Bienvenue à Petit Popo
Je vous amène en voyage avec moi à Petit Popo. Non, je ne vous amène pas une énième fois à Aného, à une petite cinquantaine de kilomètres à l’est de Lomé. Je vous amène à Petit Popo. Un saut dans le temps et dans l’espace, 134 ans en arrière. Suivez-moi dans les ruelles serrées de la petite bourgade qui se tient vaillamment entre l’Océan Atlantique et la lagune qui conclue magnifiquement le lac Avon. En partant de Bey Beach aux premières lueurs, nous devrions pouvoir atteindre Petit Popo au soleil couchant.
Entrons en ville, c’est jour de marché. Les effluves d’huile de noix de palmiste persistent dans l’air du soir alors que les revendeuses d’Ela rangent leurs étales à la hâte. On se croise, s’interpelle, s’invective pour accélérer la cadence. Le commerce est prospère dans cette ville depuis des dizaines d’années, attisant les convoitises et aiguisant les appétits. Des hommes torse nu poussent devant eux les dernières tonnelles d’huile de palme et se dirigent résolument vers la factorerie de Brême tout près de la plage. D’autres aident leurs épouses à remonter leur marchandise invendue sur les pirogues taillées dans des trons d’arbre. Ils viennent des villages environnant pour participer à la grand messe commerciale de Petit Popo.
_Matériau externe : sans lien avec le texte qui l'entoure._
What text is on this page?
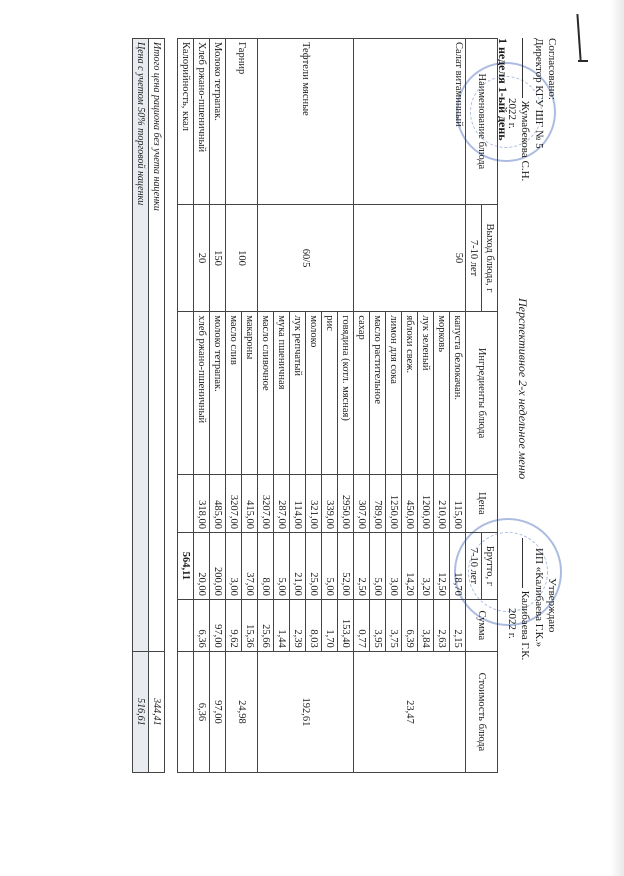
Согласовано:
Директор КГУ ШГ № 5
Жумабекова С.Н.
2022 г.
Утверждаю
ИП «Калибаева Г.К.»
Калибаева Г.К.
2022 г.
Перспективное 2-х недельное меню
1 неделя 1-ый день
Наименование блюда	Выход блюда, г	Ингредиенты блюда	Цена	Брутто, г	Сумма	Стоимость блюда
	7-10 лет			7-10 лет		
Салат витаминный	50	капуста белокачан.	115,00	18,70	2,15	23,47
		морковь	210,00	12,50	2,63	
		лук зеленый	1200,00	3,20	3,84	
		яблоки свеж.	450,00	14,20	6,39	
		лимон для сока	1250,00	3,00	3,75	
		масло растительное	789,00	5,00	3,95	
		сахар	307,00	2,50	0,77	
Тефтели мясные	60/5	говядина (котл. мясная)	2950,00	52,00	153,40	192,61
		рис	339,00	5,00	1,70	
		молоко	321,00	25,00	8,03	
		лук репчатый	114,00	21,00	2,39	
		мука пшеничная	287,00	5,00	1,44	
		масло сливочное	3207,00	8,00	25,66	
Гарнир	100	макароны	415,00	37,00	15,36	24,98
		масло слив	3207,00	3,00	9,62	
Молоко тетрапак.	150	молоко тетрапак.	485,00	200,00	97,00	97,00
Хлеб ржано-пшеничный	20	хлеб ржано-пшеничный	318,00	20,00	6,36	6,36
Калорийность, ккал				564,11		

Итого цена рациона без учета наценки						344,41
Цена с учетом 50% торговой наценки						516,61
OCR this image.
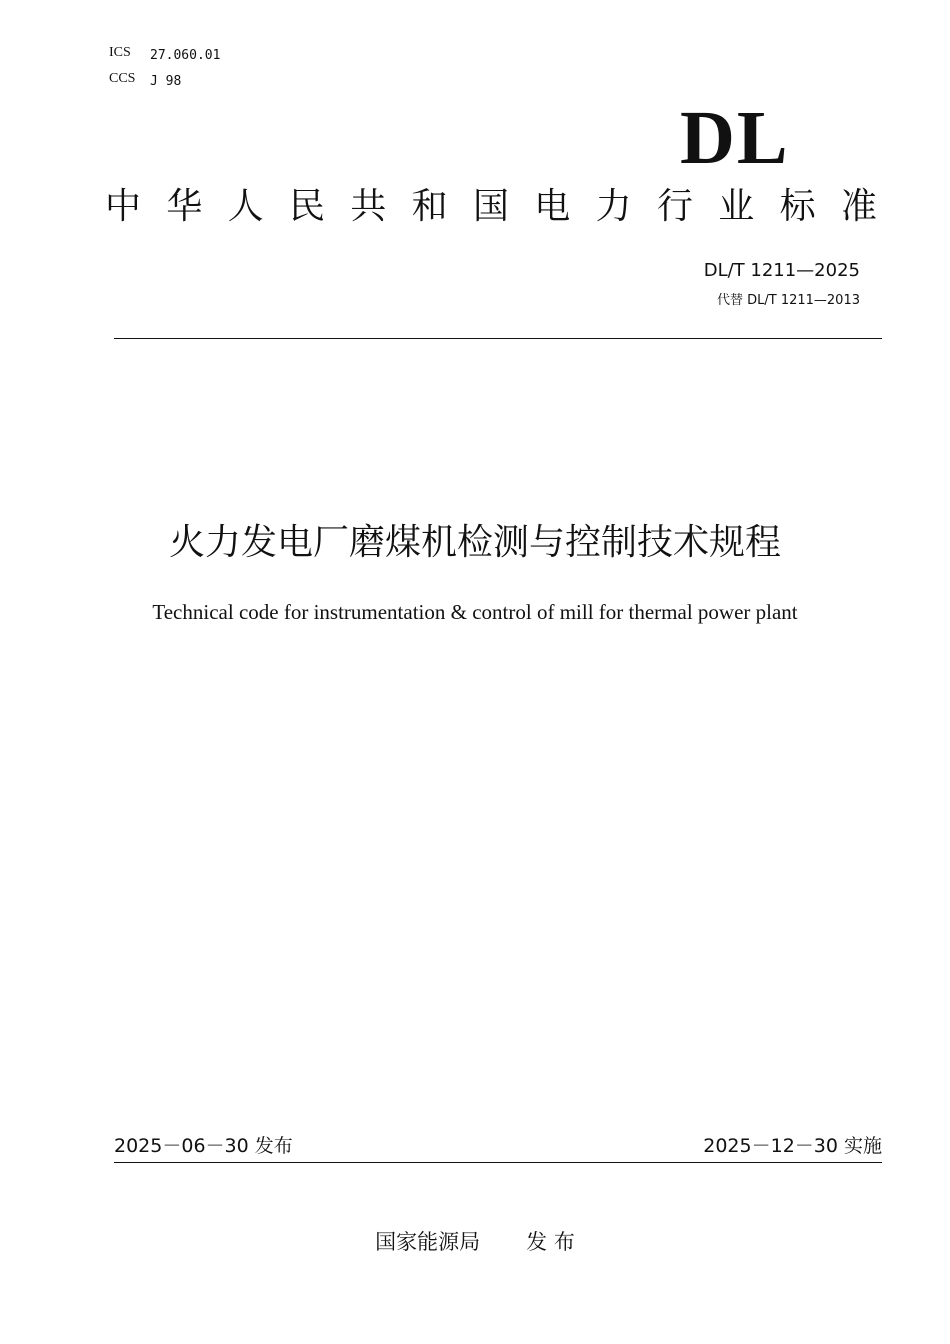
ICS 27.060.01
CCS J 98
DL
中 华 人 民 共 和 国 电 力 行 业 标 准
DL/T 1211—2025
代替 DL/T 1211—2013
火力发电厂磨煤机检测与控制技术规程
Technical code for instrumentation & control of mill for thermal power plant
2025－06－30 发布	2025－12－30 实施
国家能源局 发 布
A Badji, les jeunes éleveurs se hâtent de faire rentrer dans les petits enclos brebis et cochons avant que les crocodiles de la lagune ne s’intéressent de trop près à cette viande tendre à portée de mâchoire. Surplombant la presqu’île, New London ou Lolan. On y voit descendre cérémonieusement, curiosité sous les tropiques, le drapeau britannique de son mât.
Plus loin, les nobles de Fantekomé et de Nlessi paradent devant leur concession au style européen revendiqué. Enveloppés dans leurs toges et chaussés de leurs sandales riches, ils sont affublés de bonnets blancs à franges qu’ils arborent fièrement le menton plus haut que les épaules. Certains portent même des bottes. Coquetterie ultime de leur habitat fraîchement sortis de terre dans le voisinage des factoreries européennes, une véranda où ils se reçoivent les uns et les autres pour palabrer à n’en plus finir sur les tensions qui secouent la petite ville depuis quelques mois maintenant.
En effet, Petit Popo n’est pas sereine. La communauté est parcourue par des soubresauts autour du commerce avec les Européens. Et celui qui cristallise tous les ressentiments n’est autre que William Thomas George Lawson. Dans les rues sombres de Petit Popo sur laquelle une nuit sans étoile vient de tomber, il court le bruit que quelque chose de grave se prépare. Chacun affûte ses armes, compte ses soutiens. Une partie de cartes se joue à Petit Popo. Dans une ambiance feutrée empreinte de bonnes manières, des intérêts devenus inconciliables s’affrontent.
Le petit port, dépendance depuis un siècle et demi du royaume à l’autorité déclinante de Glidji s’est transformé en poudrière. L’administration coloniale de la Gold Coast dont la frontière se rapproche dangereusement depuis la décennie précédente et les commerçants français qui ont l’oreille attentive de Paris sont à la manœuvre. Les protagonistes œuvrent dans l’ombre et manipulent à souhait les « Aputagan » de Petit Popo. William Lawson, seul face à ses cousins germains Pedro Quadjo da Silveira et Kuadjovi Djiyehoué va plonger la petite cité dans le chaos. Ils n’ont alors aucunement conscience de ce qui se joue là sur la plage de leurs ancêtres.
La saison des petites pluies vient de commencer. Des Togolais qui ne s’appellent même pas encore ainsi, vont jouer aux cartes le destin d’une nation qui n’existe pas encore telle que nous la connaissons aujourd’hui. Nous sommes à la fin de l’année 1883. Ils pensent que la partie ne fait que commencer. En réalité, elle est sur le point de se terminer. Prenez place à la table de ce jeu absolument déroutant et voyez l’histoire du Togo se dérouler devant vos yeux.
Bienvenue à Petit Popo. Rien ne va plus.